Figure 2. PK evaluation of 5 repeated short-term intrarectal douches of TFV HOsm high-dose (5.28 mg/mL) formulation.

Expelled fluid volumes after 5 consecutive intrarectal administrations of (A) 30 mL and (B) 60 mL of HOsm high-dose formulation. (C) Comparison of plasma TFV between single-dose PK and 5 repeated doses PK. (D) Comparison of colorectal tissue TFV between single dose PK and 5 repeated doses PK. (E) Comparison of tissue TFV-DP between single-dose PK and 5 repeated doses PK. Differences between the 2 groups (6 monkeys each) were evaluated by the Wilcoxon rank-sum test. (F) PK correlation of retained volumes and TFV-DP concentration in rectal tissues. The correlation coefficients (r) and P values were derived using Spearman rank analysis. The level of significance is indicated by P values as follows: *P < 0.05; **P < 0.01; ***P < 0.001. PK, pharmacokinetic; HOsm, hypo-osmolar; TFV, tenofovir; TFV-DP, tenofovir diphosphate.

Figure 3. Mucosal toxicity testing of 5 repeated short-term intrarectal douches of TFV HOsm high-dose (5.28 mg/mL) formulation.

Representative colorectal biopsy histomorphological photomicrographs from 3 animals at postdose (0 hour), 1 hour, and 24 hours after 5 consecutive intrarectal administrations of (A) 30 mL and (B) 60 mL of HOsm high-dose formulation. There was no evidence of mucosal damage at any time point in any animal; however, microhemorrhages (black arrows) and mild edema (green arrows) are indicated. Scale bar: 200 μm. HOsm, hypo-osmolar; TFV, tenofovir.
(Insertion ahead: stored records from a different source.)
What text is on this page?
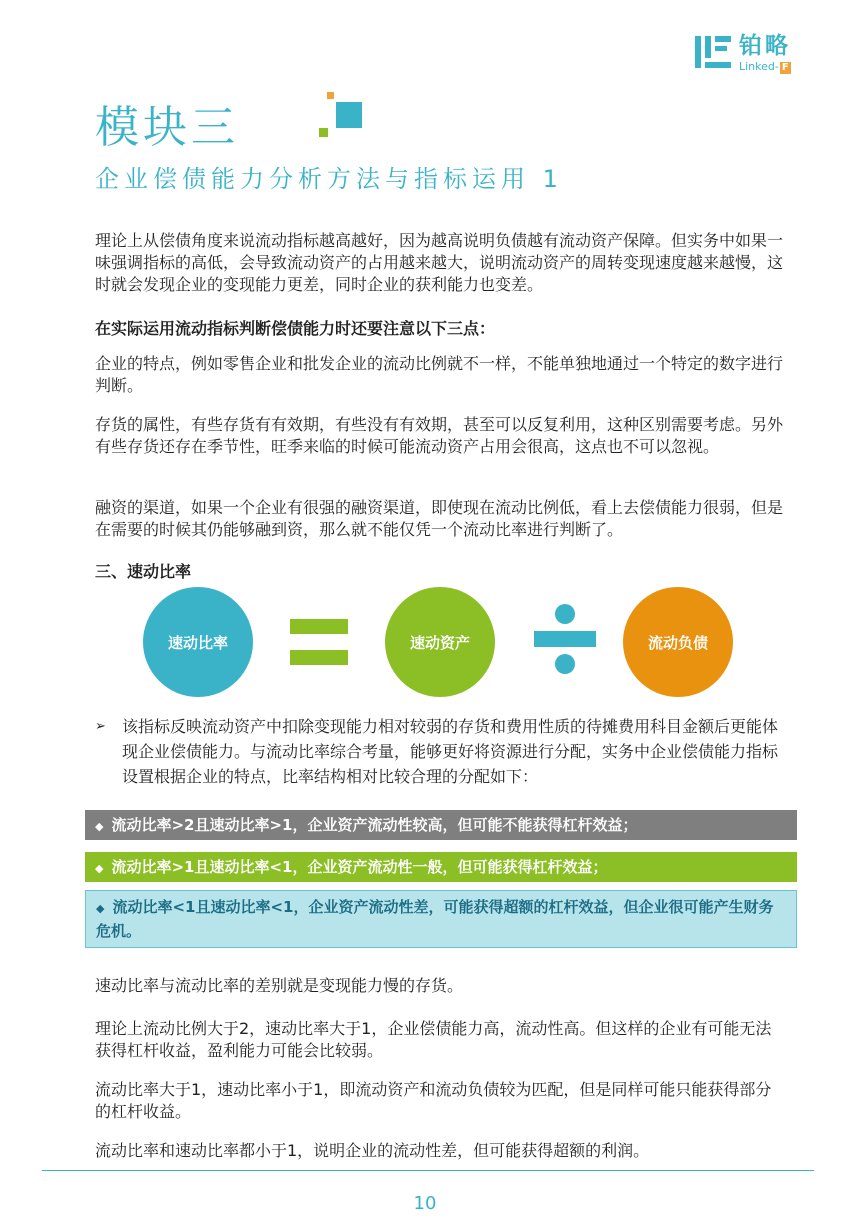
铂略
Linked- F
模块三
企业偿债能力分析方法与指标运用 1
理论上从偿债角度来说流动指标越高越好，因为越高说明负债越有流动资产保障。但实务中如果一味强调指标的高低，会导致流动资产的占用越来越大，说明流动资产的周转变现速度越来越慢，这时就会发现企业的变现能力更差，同时企业的获利能力也变差。
在实际运用流动指标判断偿债能力时还要注意以下三点：
企业的特点，例如零售企业和批发企业的流动比例就不一样，不能单独地通过一个特定的数字进行判断。
存货的属性，有些存货有有效期，有些没有有效期，甚至可以反复利用，这种区别需要考虑。另外有些存货还存在季节性，旺季来临的时候可能流动资产占用会很高，这点也不可以忽视。
融资的渠道，如果一个企业有很强的融资渠道，即使现在流动比例低，看上去偿债能力很弱，但是在需要的时候其仍能够融到资，那么就不能仅凭一个流动比率进行判断了。
三、速动比率
速动比率	速动资产	流动负债
➢ 该指标反映流动资产中扣除变现能力相对较弱的存货和费用性质的待摊费用科目金额后更能体现企业偿债能力。与流动比率综合考量，能够更好将资源进行分配，实务中企业偿债能力指标设置根据企业的特点，比率结构相对比较合理的分配如下：
◆ 流动比率>2且速动比率>1，企业资产流动性较高，但可能不能获得杠杆效益；
◆ 流动比率>1且速动比率<1，企业资产流动性一般，但可能获得杠杆效益；
◆ 流动比率<1且速动比率<1，企业资产流动性差，可能获得超额的杠杆效益，但企业很可能产生财务危机。
速动比率与流动比率的差别就是变现能力慢的存货。
理论上流动比例大于2，速动比率大于1，企业偿债能力高，流动性高。但这样的企业有可能无法获得杠杆收益，盈利能力可能会比较弱。
流动比率大于1，速动比率小于1，即流动资产和流动负债较为匹配，但是同样可能只能获得部分的杠杆收益。
流动比率和速动比率都小于1，说明企业的流动性差，但可能获得超额的利润。
10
Figure 4. Outcome of efficacy study of weekly repeated intrarectal SHIV challenges.

Plasma peak acute viral loads illustrate infection results following weekly repeated intrarectal challenges with simian/human immunodeficiency virus 162p3 (SHIV162p3) for (A) group 1, TDF oral daily; (B) group 2, TDF/FTC oral daily; (C) group 3, HOsm high; (D) group 4, IOsm high; and (E) group 5, mock vehicle control. Red arrow indicates time of infection and black arrows mark sequential weekly rectal SHIV challenges. # indicates Mamu A01⁺ macaque distribution among the groups. HOsm, hypo-osmolar; IOsm, iso-osmolar; TDF, tenofovir disoproxil fumarate; TFV, tenofovir; FTC, emtricitabine.

Figure 5. Protective efficacy of each intervention group against repeated intrarectal SHIV162p3 challenges.

Number of challenges required for acquisition of infection in each group. Each Kaplan-Meier survival curve represents the cumulative percentage of uninfected macaques as a function of the number of weekly rectal virus exposures. Animals in the HOsm and IOsm groups were administered a single douche 1, 24, or 48 hours prior to challenge, while oral treatments were continuous. The exact log-rank test was used to ascertain statistical difference between groups. Statistical analyses were considered significant of P < 0.05. Exp, exposure to SHIV162p3; HOsm, hypo-osmolar; IOsm, iso-osmolar; TDF, tenofovir disoproxil fumarate; FTC, emtricitabine.

Figure 6. No correlations between virus acquisition and plasma drug levels in group 1 (TDF oral daily) or 2 (TDF/FTC oral daily).

(A) Group 1 individual macaque plasma TFV value at time of infection (red-filled symbol) during oral TDF high-dose and low-dose treatment. # indicates Mamu A01⁺ macaques. (B) No correlation between virus acquisition and plasma TFV levels during high-dose TDF treatment in group 1. (C) Comparison of peak acute viremia of animals infected in high-dose or low-dose TDF treatment in group 1. (D) Group 2 individual macaque plasma TFV value at time of infection (red-filled symbol) during oral TDF/FTC high-dose and low-dose treatment. (E) No correlation between virus acquisition and plasma TFV levels during high-dose TDF/FTC treatment in group 2. (F) Comparison of peak acute viremia of animals infected in high-dose or low-dose and no TDF/FTC treatment in group 2. (G) Group 2 individual plasma FTC value at time of infection (red-filled symbol) during oral TDF/FTC high dose and low dose treatment. (H) No correlation between virus acquisition and plasma FTC levels during high-dose TDF/FTC treatment in group 2. The red number indicates time of infection. The correlation coefficients (r) and P values are from Spearman rank analysis. Differences between the 2 groups were evaluated by the Wilcoxon rank-sum test. Statistical analyses were considered significant for P values of < 0.05. TFV, tenofovir; TDF, tenofovir disoproxil fumarate; FTC, emtricitabine.